All the security group rule are documented in the FSx documentation.
The minimum set required for mounting the file system are documented below.
It needs the following inbound rules.
| Type | Port range | Source | Description | Details |
|---|---|---|---|---|
| TCP, UDP | 111 | SlurmHeadNodeSG, SlurmComputeNodeSG, SlurmLoginNodeSG | Remote procedure call for NFS | |
| TCP, UDP | 635 | SlurmHeadNodeSG, SlurmComputeNodeSG, SlurmLoginNodeSG | NFS mount | |
| TCP, UDP | 2049 | SlurmHeadNodeSG, SlurmComputeNodeSG, SlurmLoginNodeSG | NFS server daemon | |
| TCP, UDP | 4045 | SlurmHeadNodeSG, SlurmComputeNodeSG, SlurmLoginNodeSG | NFS lock daemon | |
| TCP, UDP | 4046 | SlurmHeadNodeSG, SlurmComputeNodeSG, SlurmLoginNodeSG | Network status monitor for NFS |
It needs the following outbound rules.
| Type | Port range | Destination | Description | Details |
|---|---|---|---|---|
| All | All |
The Slurm security groups need to add the following outbound rule to allow mounting using NFS.

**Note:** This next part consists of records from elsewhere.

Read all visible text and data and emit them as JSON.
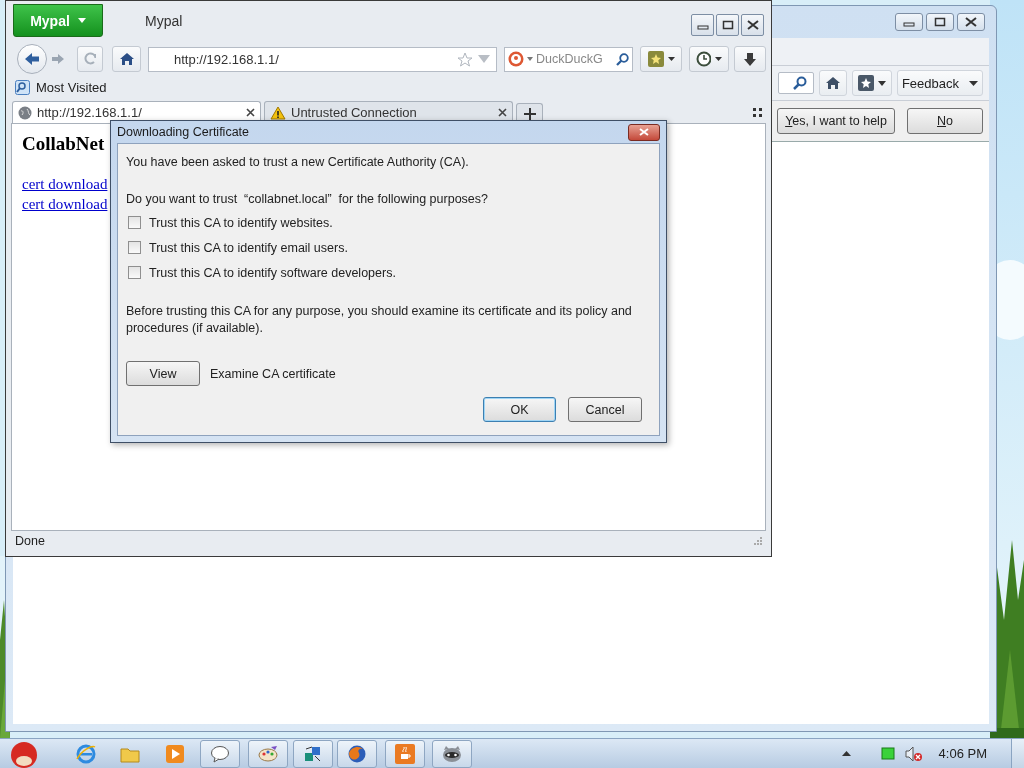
{
  "back_window": {
    "toolbar": {
      "feedback_button": "Feedback"
    },
    "notification_bar": {
      "buttons": [
        "Yes, I want to help",
        "No"
      ]
    }
  },
  "browser_window": {
    "app_button": "Mypal",
    "title": "Mypal",
    "address": {
      "value": "http://192.168.1.1/"
    },
    "search": {
      "placeholder": "DuckDuckG"
    },
    "bookmarks": [
      "Most Visited"
    ],
    "tabs": [
      {
        "label": "http://192.168.1.1/",
        "selected": true,
        "kind": "page"
      },
      {
        "label": "Untrusted Connection",
        "selected": false,
        "kind": "warning"
      }
    ],
    "page": {
      "heading": "CollabNet",
      "links": [
        "cert download",
        "cert download"
      ]
    },
    "status_bar": "Done"
  },
  "dialog": {
    "title": "Downloading Certificate",
    "intro": "You have been asked to trust a new Certificate Authority (CA).",
    "question": "Do you want to trust  “collabnet.local”  for the following purposes?",
    "options": [
      {
        "label": "Trust this CA to identify websites.",
        "checked": false
      },
      {
        "label": "Trust this CA to identify email users.",
        "checked": false
      },
      {
        "label": "Trust this CA to identify software developers.",
        "checked": false
      }
    ],
    "note": "Before trusting this CA for any purpose, you should examine its certificate and its policy and procedures (if available).",
    "view_button": "View",
    "view_label": "Examine CA certificate",
    "buttons": [
      "OK",
      "Cancel"
    ]
  },
  "taskbar": {
    "clock": "4:06 PM"
  }
}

| Type | Port range | Destination | Description | Details |
|---|---|---|---|---|
| TCP, UDP | 111 | FSxOntap | Remote procedure call for NFS | |
| TCP, UDP | 635 | FSxOntap | NFS mount | |
| TCP, UDP | 2049 | FSxOntap | NFS server daemon | |
| TCP,UDP | 4045 | FSxOntap | NFS lock daemon | |
| TCP, UDP | 4046 | FSxOntap | Network status monitor for NFS |
FSx for OpenZFS Security Group
We'll refer to this group as FSxZfsSG, but you can name it whatever you want. This security group can either be provided when the file system is created, or can be attached to the network interfaces of the file system after it is created.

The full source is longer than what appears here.